Sixty more days to go.
Tuesday, March 6, 2012
When it comes to teaching writing in Kindergarten I find the journal process invaluable. I don't do a lot of fussing about it, just model the way I want them to write on a giant chart paper pad and then send them on their way. Of course I narrate my thought process, sounding things out in an exaggerated way, talking about capitals and lower case, periods and spaces. And of course most of them just hear "blah blah blah."
BUT when it comes to topics this class loves to come up with ideas. At the beginning of our journal journey they actually generated this map ON THEIR OWN. I think it pretty much covers most areas of interest for five year olds (and for me most days as well) BUT I still like to ask them each afternoon what they would like me to write about it. One of their favorite topics is "my best class", an imaginary class sometime in the distant past that was perfect in every way. I write about how wonderful that class was at listening and being quiet and all the incredible incentives they received for their amazing behavior. Inside I am dying but they take this topic very seriously. Other favorites include what I do in the morning before school and all about my horses and the farm. Then I throw a similar topic idea out to them and send them off to write.

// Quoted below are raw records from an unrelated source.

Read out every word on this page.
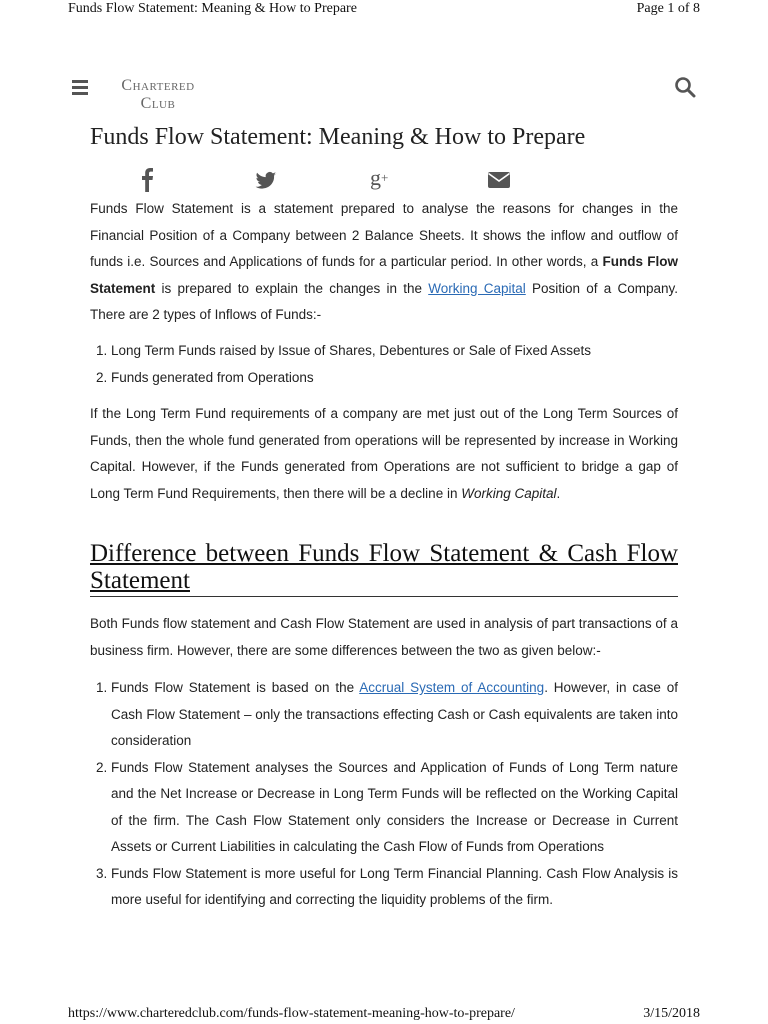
Funds Flow Statement: Meaning & How to Prepare	Page 1 of 8
Chartered
Club
Funds Flow Statement: Meaning & How to Prepare
g+

Funds Flow Statement is a statement prepared to analyse the reasons for changes in the Financial Position of a Company between 2 Balance Sheets. It shows the inflow and outflow of funds i.e. Sources and Applications of funds for a particular period. In other words, a Funds Flow Statement is prepared to explain the changes in the Working Capital Position of a Company. There are 2 types of Inflows of Funds:-

1. Long Term Funds raised by Issue of Shares, Debentures or Sale of Fixed Assets
2. Funds generated from Operations

If the Long Term Fund requirements of a company are met just out of the Long Term Sources of Funds, then the whole fund generated from operations will be represented by increase in Working Capital. However, if the Funds generated from Operations are not sufficient to bridge a gap of Long Term Fund Requirements, then there will be a decline in Working Capital.

Difference between Funds Flow Statement & Cash Flow Statement

Both Funds flow statement and Cash Flow Statement are used in analysis of part transactions of a business firm. However, there are some differences between the two as given below:-

1. Funds Flow Statement is based on the Accrual System of Accounting. However, in case of Cash Flow Statement – only the transactions effecting Cash or Cash equivalents are taken into consideration
2. Funds Flow Statement analyses the Sources and Application of Funds of Long Term nature and the Net Increase or Decrease in Long Term Funds will be reflected on the Working Capital of the firm. The Cash Flow Statement only considers the Increase or Decrease in Current Assets or Current Liabilities in calculating the Cash Flow of Funds from Operations
3. Funds Flow Statement is more useful for Long Term Financial Planning. Cash Flow Analysis is more useful for identifying and correcting the liquidity problems of the firm.
https://www.charteredclub.com/funds-flow-statement-meaning-how-to-prepare/	3/15/2018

Anyway if after ten minutes of guided instruction they STILL can't come up with a topic I am glad to have this map hanging up for the non-listeners to see.
Monday, March 5, 2012
Have I mentioned how much my class likes to talk? Like talk talk talk talk talk until the cows come home. There is not much of an impression I can make on these Little Darlin's and yelling does no good at all. I actually told one of them today that my horse listens better than he does. Sad but true. Can't wait for the email from his Mom.
Of course the books will tell you to focus on positive behaviors and the other problems will magically disappear. With this in mind I created these little table signs. I ripped this off from a veteran teacher, she actually taught Kindergarten for FORTY YEARS yes you read that right. She had these adorable signs and I copied them shamelessly. I found the little mouse picture on Google Images and added the text, just glue sticked the whole shebang onto a tripod of pink paper. The pink paper is essential in the adorableness factor here, along with the yarn tail of each mouse (there is one on both sides). Of course your sweet little students will pull the darn thing off and you will have to replace it endlessly so be ready with extras.
I drop this little sign on the table that is being the most quiet. Sometimes it actually works. Anyway it does look adorable.
Thursday, March 1, 2012
Teachers have a special talent for making a book out of just about anything. Here is my collection of Valentine Books. I got this idea at the California Kindergarten Conference about ten thousand years ago and have enjoyed making books out of my Valentines ever since.
Nothing is easier to make and the children adore them. Just glue the selection on some construction paper and add stickers or other embellishments if desired. Or not. Laminate. Punch holes and tie the pages together or just staple them.
If you already threw your collection for this year out, I will pause while you grab a Kleenex.